Bir iletişimci olarak internet kavramını hep savundum. Muhtemelen 'sesleri duymak', 'örgütlenmek', 'haykırmak', 'buluşmak' için ömrümün sonuna kadar da savunacağım. Savunma sebeplerimi tırnak içine almam, basit bir vurgu için değil. Her birinin üzerine bir tartışma yapabiliriz. Ama şimdi oraya girmeyelim ki, konumuz dağılmasın.
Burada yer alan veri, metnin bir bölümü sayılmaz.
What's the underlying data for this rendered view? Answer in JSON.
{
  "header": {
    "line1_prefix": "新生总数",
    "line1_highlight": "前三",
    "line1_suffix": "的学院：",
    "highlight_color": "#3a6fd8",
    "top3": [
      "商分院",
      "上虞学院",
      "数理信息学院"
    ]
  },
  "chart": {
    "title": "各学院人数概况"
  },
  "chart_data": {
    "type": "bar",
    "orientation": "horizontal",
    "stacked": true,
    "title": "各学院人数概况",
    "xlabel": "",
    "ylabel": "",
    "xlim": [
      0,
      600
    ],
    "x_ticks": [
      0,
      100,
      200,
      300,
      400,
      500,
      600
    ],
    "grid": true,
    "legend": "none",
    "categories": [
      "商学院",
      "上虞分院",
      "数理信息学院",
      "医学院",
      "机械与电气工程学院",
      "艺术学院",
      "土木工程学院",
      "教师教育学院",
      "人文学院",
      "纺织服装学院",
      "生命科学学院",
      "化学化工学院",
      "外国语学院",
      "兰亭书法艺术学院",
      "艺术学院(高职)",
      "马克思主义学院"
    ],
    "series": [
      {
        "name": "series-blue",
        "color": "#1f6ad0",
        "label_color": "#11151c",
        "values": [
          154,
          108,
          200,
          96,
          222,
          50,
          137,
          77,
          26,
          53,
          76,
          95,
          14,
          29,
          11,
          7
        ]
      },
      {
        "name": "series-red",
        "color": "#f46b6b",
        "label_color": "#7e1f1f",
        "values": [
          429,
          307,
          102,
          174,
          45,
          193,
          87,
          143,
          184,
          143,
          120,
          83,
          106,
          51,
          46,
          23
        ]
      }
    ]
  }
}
Savunmaya devam etmek, hayatımızı köklüce değiştiren 'kıyamet' üzerine düşünmeye ya da onu tartışmaya engel değil. Kavramsal olarak interneti rakipsiz bir meta tanımıyla insanlığa en büyük kazanç olarak sunmak, tüm yanında durmuşluğuma rağmen karşısında olacağım bir fikirdir. Hayır. İnternet, okyanusları yutan dev gemilerden, demiri işlemekten, kağıttan ya da sinemadan daha ötelerde bir eşsizliğe sahip değil.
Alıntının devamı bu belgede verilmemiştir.